Tom Cruise meeting Dr. Kevorkian at the Time magazine 75th anniversary party in 1995. (Photographed by McMullan and provided
Tom Cruise meeting Dr. Kevorkian at the Time magazine 75th anniversary party in 1995. (Photographed by McMullan and provided exclusively to The Huffington Post.)

It could be argued that McMullan’s method of arranging meetings between party guests results in a manufactured image, one that lacks the candid nature of a paparazzi shot. But for a man who considers himself the “ultimate party guest,” the mingling seems to be his way of making public outings a little more interesting.

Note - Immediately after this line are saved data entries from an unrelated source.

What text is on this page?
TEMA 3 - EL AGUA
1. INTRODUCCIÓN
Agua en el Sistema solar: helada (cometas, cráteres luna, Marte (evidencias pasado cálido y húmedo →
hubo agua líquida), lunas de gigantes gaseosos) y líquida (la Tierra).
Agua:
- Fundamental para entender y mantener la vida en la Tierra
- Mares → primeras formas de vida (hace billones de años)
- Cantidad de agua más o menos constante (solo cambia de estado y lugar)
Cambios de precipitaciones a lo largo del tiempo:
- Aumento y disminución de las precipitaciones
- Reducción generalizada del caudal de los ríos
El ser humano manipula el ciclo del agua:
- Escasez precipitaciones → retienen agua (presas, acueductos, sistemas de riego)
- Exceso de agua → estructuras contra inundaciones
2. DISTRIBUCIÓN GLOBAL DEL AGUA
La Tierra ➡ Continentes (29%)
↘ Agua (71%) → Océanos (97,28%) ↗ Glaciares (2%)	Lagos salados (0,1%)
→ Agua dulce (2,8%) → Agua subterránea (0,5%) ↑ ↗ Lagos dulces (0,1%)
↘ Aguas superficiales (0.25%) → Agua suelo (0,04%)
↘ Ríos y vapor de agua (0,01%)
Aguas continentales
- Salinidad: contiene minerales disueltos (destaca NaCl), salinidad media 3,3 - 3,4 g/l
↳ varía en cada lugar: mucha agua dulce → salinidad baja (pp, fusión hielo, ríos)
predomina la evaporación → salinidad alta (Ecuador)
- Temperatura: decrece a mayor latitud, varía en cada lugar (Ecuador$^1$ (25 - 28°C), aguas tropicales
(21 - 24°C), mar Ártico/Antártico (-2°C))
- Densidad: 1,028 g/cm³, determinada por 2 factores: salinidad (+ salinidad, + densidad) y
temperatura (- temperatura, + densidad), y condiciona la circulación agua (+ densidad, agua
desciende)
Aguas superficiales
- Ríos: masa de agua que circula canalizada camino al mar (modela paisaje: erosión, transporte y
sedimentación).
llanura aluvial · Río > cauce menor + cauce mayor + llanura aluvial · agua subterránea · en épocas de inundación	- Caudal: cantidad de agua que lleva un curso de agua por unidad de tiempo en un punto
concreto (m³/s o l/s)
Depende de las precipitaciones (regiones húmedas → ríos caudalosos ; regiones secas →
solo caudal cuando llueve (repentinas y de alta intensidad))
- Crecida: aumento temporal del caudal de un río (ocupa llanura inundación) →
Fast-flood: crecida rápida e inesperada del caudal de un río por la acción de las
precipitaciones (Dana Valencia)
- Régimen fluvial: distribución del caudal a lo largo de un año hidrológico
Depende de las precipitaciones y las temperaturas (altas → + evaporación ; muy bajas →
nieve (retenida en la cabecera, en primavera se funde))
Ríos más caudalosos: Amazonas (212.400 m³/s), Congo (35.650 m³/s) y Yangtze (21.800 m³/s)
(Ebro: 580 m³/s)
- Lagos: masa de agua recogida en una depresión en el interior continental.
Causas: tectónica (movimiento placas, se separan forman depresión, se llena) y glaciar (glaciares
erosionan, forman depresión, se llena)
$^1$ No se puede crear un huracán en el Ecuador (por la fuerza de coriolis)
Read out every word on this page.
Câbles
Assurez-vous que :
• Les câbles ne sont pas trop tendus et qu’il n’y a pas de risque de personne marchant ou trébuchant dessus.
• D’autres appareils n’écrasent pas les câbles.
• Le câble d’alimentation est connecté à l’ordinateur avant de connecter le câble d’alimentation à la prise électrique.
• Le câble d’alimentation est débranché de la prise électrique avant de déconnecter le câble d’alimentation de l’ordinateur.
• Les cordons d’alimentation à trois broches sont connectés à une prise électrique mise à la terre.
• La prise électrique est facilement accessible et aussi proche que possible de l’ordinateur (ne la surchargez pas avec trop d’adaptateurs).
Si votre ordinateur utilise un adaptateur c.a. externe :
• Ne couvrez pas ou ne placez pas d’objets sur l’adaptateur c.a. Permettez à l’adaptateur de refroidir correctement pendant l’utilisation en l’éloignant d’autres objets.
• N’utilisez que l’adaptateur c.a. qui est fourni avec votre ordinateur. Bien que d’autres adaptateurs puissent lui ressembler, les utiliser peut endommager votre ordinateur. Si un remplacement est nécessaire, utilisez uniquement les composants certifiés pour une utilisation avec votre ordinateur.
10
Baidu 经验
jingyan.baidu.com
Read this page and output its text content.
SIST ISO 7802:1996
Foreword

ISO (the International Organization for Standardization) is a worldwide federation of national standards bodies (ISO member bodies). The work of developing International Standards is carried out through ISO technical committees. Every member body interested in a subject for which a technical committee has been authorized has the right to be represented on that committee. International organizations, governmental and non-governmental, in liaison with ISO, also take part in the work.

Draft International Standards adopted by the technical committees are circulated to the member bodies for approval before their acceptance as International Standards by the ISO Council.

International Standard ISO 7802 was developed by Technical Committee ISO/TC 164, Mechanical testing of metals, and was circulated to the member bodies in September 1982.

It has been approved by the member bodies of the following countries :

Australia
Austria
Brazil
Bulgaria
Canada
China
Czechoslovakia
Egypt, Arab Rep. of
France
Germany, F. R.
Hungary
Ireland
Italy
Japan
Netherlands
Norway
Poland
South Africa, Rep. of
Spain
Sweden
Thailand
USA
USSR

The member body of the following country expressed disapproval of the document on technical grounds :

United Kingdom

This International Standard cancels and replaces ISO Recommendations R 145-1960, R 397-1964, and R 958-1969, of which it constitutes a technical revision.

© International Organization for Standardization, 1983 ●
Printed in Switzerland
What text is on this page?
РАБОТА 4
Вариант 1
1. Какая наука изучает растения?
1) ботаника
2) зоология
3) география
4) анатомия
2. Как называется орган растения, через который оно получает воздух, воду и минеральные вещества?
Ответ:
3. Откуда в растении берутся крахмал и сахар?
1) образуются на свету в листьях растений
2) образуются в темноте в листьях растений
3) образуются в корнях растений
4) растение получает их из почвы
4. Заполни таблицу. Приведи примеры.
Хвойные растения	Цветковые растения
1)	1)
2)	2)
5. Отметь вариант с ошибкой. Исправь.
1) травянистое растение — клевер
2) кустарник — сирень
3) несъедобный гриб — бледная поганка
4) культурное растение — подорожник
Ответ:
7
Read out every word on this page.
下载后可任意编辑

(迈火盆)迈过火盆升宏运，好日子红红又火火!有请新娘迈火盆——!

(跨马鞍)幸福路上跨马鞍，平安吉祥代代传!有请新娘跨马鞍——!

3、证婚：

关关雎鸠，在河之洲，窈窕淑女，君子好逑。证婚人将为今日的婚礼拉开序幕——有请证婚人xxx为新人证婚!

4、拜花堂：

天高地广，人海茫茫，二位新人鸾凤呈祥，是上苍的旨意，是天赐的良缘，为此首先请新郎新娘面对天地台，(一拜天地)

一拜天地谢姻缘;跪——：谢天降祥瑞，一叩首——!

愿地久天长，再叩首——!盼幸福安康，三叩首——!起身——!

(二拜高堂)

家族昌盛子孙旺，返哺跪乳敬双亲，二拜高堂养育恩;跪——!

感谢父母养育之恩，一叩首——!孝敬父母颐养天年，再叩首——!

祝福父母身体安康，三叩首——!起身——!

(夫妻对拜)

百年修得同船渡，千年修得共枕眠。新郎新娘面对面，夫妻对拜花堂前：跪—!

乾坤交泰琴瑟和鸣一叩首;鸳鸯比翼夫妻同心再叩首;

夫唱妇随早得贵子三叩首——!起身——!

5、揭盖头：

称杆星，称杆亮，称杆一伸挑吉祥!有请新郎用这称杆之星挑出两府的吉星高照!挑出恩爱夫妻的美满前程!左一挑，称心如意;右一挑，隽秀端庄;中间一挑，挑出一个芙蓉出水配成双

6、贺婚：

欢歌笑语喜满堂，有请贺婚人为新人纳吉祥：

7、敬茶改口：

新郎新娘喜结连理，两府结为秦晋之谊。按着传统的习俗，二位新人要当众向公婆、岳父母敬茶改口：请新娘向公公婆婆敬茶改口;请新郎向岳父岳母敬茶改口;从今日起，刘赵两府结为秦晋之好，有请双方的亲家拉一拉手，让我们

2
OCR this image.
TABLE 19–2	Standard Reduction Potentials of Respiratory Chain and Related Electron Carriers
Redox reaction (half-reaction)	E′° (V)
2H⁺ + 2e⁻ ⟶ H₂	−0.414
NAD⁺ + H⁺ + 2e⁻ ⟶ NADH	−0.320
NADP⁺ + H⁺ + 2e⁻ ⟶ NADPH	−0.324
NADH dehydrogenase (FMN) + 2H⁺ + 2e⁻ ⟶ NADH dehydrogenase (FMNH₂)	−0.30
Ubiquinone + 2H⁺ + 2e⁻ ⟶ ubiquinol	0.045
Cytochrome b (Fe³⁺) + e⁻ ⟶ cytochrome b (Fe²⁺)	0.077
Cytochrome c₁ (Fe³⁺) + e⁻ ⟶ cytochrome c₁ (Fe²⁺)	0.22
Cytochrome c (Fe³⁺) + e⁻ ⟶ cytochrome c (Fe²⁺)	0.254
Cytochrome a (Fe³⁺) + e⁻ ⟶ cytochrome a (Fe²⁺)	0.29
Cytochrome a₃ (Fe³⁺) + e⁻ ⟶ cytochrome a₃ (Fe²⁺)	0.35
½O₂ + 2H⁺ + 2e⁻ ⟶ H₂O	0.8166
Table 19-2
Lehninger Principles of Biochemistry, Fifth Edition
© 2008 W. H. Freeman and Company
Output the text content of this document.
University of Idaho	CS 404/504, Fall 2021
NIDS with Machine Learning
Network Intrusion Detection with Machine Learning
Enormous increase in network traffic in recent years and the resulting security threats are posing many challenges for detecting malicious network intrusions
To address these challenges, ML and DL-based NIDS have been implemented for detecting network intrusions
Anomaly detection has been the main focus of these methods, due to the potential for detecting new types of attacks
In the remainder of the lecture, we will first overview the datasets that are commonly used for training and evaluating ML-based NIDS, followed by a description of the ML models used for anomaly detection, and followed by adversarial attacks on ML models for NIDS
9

After all, he’s been in the business for decades. And as someone with that much experience photographing nightlife, McMullan has seen plenty of changes in an industry he believes will continue to evolve. “In the near future, I think it’s going to be more of the same but it will be a little bit more curated,” he said, adding that photographers, celebrities and stylists will “walk away with exactly what they want.” 

The far future, as he explained it, sounds a bit like a cross between “Blade Runner” and “Ex Machina.” 

“In the future, everybody’s going to have their own avatar,” he said. “You might say, ‘Oh, I didn’t go out but I sent my avatar,’ or ‘Oh, it wasn’t really me. It was my avatar who had sex with Tom Hiddleston.’ You could have more than one avatar that goes out and then all the photographers would go, ‘Oh, it’s the avatar.’ It could be really fun. You can be at home, controlling your own avatar. I think that’s going to happen. I’d still take pictures of the avatars if they’re dressed nicely!” 

Beyond avatars, McMullan predicts the future will bring us more celebrities like Sia who choose to hide themselves in plain sight. “You’ll know when they’re there, but you won’t really know what they really look like. And I think that might be a good thing, because then people can have it all,” he said.  

Whatever happens, McMullan will be there to witness the changes. Because in his heart, he’s a still that kid in high school who loves going to parties.